Detection of Anomalous Insiders in Collaborative Environments via Relational Analysis of Access Logs

摘要

Collaborative information systems (CIS) are deployed within a diverse array of environments, ranging from the Internet to intelligence agencies to healthcare. It is increasingly the case that such systems are applied to manage sensitive information, making them targets for malicious insiders. While sophisticated security mechanisms have been developed to detect insider threats in various file systems, they are neither designed to model nor to monitor collaborative environments in which users function in dynamic teams with complex behavior. In this paper, we introduce a community-based anomaly detection system (CADS), an unsupervised learning framework to detect insider threats based on information recorded in the access logs of collaborative environments.

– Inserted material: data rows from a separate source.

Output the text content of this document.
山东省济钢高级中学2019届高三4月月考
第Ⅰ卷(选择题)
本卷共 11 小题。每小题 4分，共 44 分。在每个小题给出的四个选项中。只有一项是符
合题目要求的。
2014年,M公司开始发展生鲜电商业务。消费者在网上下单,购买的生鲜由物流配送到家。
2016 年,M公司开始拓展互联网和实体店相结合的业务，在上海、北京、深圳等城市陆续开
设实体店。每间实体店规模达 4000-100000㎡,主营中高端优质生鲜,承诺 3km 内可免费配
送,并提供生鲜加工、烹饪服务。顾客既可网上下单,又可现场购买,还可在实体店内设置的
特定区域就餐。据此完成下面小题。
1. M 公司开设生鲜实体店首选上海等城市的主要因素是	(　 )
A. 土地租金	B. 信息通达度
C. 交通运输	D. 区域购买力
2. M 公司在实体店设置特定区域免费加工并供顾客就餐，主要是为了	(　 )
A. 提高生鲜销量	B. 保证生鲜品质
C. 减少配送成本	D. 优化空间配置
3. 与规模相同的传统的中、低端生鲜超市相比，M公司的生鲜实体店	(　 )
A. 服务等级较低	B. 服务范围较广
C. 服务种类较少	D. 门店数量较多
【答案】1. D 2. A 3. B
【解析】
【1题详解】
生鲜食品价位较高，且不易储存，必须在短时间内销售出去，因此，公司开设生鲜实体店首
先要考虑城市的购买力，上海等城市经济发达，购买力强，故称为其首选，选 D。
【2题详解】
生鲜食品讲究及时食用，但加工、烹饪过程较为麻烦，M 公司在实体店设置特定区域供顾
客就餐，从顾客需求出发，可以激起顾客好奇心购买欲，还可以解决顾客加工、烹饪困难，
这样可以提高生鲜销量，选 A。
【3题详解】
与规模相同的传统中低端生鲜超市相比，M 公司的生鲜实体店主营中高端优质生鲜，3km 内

CADS is based on the observation that typical users tend to form community structures, such that users with low affinity to such communities are indicative of anomalous and potentially illicit behavior. The model consists of two primary components: relational pattern extraction and anomaly detection. For relational pattern extraction, CADS infers community structures from CIS access logs, and subsequently derives communities, which serve as the CADS pattern core. CADS then uses a formal statistical model to measure the deviation of users from the inferred communities to predict which users are anomalies. To empirically evaluate the threat detection model, we perform an analysis with six months of access logs from a real electronic health record system in a large medical center, as well as a publicly-available dataset for replication purposes. The results illustrate that CADS can distinguish simulated anomalous users in the context of real user behavior with a high degree of certainty and with significant performance gains in comparison to several competing anomaly detection models.